It was about 2006–2007 that middleware’s role started to evolve from connectivity to more “productivity opportunities,” Maureen Marentette recalls. Middleware vendor Data Innovations (DI), where Marentette is director of North American sales, started in 1989 with the interfacing of instruments to the LIS as its focus. Now, products like DI’s Instrument Manager take the information that instruments provide plus what the LIS provides, and “they combine those two pieces to provide powerful management of results at a completely different level.”
With drivers available from more than 1,000 different instruments in anatomic pathology, molecular, microbiology, immunoassay, and more, DI has vastly multiplied the number of parameters it can manage, Marentette says. “We’ve got over 473 data fields that we can use to create very specific rules that are patient- and physician-specific as well as specimen-specific.”

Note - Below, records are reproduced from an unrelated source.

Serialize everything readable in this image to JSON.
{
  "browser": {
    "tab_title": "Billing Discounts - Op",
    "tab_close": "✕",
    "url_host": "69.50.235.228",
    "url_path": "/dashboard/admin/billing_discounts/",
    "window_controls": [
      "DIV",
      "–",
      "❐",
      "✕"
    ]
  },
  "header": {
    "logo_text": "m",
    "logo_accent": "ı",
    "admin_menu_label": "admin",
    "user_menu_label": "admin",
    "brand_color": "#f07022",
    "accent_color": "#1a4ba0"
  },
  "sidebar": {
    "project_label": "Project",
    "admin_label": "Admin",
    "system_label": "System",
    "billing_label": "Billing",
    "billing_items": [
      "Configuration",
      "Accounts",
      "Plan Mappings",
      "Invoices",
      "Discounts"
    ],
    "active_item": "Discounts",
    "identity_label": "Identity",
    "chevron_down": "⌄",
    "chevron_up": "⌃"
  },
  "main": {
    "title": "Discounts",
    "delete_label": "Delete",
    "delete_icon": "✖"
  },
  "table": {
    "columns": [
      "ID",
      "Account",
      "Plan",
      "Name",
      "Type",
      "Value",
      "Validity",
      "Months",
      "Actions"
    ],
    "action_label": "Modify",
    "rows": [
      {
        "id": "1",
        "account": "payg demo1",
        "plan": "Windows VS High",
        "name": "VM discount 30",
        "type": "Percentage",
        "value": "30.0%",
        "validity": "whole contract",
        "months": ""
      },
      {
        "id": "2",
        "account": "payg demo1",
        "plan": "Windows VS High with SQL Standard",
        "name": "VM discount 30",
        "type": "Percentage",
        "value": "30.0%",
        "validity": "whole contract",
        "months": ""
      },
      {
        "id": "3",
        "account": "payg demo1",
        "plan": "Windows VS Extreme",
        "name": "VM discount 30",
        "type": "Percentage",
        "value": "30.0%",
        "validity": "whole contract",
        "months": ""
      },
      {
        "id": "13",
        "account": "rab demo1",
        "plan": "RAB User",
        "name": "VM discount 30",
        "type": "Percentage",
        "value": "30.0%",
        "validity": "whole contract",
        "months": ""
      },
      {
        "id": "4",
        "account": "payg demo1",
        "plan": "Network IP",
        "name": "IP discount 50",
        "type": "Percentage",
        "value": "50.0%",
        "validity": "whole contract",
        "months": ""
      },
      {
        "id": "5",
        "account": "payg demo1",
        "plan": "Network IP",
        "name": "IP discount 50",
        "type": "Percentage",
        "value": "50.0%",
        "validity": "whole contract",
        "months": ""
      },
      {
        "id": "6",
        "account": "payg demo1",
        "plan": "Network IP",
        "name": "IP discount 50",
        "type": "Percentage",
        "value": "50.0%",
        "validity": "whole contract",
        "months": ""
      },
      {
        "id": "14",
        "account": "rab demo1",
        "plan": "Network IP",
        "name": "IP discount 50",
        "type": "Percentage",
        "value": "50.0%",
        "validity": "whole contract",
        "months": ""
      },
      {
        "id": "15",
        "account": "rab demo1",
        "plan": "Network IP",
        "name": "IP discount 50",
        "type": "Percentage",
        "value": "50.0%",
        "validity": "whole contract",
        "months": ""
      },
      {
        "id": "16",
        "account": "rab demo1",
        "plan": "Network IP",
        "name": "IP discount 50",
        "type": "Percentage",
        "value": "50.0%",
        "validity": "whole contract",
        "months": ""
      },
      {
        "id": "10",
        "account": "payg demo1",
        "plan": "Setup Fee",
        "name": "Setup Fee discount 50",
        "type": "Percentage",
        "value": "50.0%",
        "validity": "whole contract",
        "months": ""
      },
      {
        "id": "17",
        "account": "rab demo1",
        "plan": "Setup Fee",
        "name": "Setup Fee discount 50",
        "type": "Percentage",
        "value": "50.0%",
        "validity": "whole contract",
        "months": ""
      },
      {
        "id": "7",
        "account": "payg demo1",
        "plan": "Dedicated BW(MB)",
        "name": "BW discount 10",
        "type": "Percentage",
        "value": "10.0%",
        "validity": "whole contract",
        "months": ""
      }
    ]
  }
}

For example, if an instrument is giving a bilirubin result, depending on the hospital, it might be a result on a newborn, a 10-year-old child, or an adult. “Whereas most LISs only handle reference ranges in years, using a middleware product you’re able to drill down to a reference range based on number of hours old, because that parameter can be significant for a newborn from a diagnostic perspective.”
Some LIS companies still use DI for their interface engine for point-to-point interfaces from each new instrument a hospital purchases into their LIS. But when a laboratory purchases Instrument Manager, Marentette notes, “if you switch from, say, a Beckman to a Sysmex hematology instrument, you can simply repurpose the connection you had for the first instrument and move it over to the new one, then just do the editing needed to recognize the codes that are unique to each instrument. It’s really just a tweaking rather than having to recreate the entire interface. So we’ve evolved from connectivity to being able to help labs with productivity and optimizing their workflow.”
These capabilities become particularly important for laboratories dealing with staffing constraints. Some Instrument Manager clients, for example, have 95 percent autoverification of their core chemistry lab results, she says, so those tests go straight into the LIS once released, and then into the HIS for interpretation by the physician.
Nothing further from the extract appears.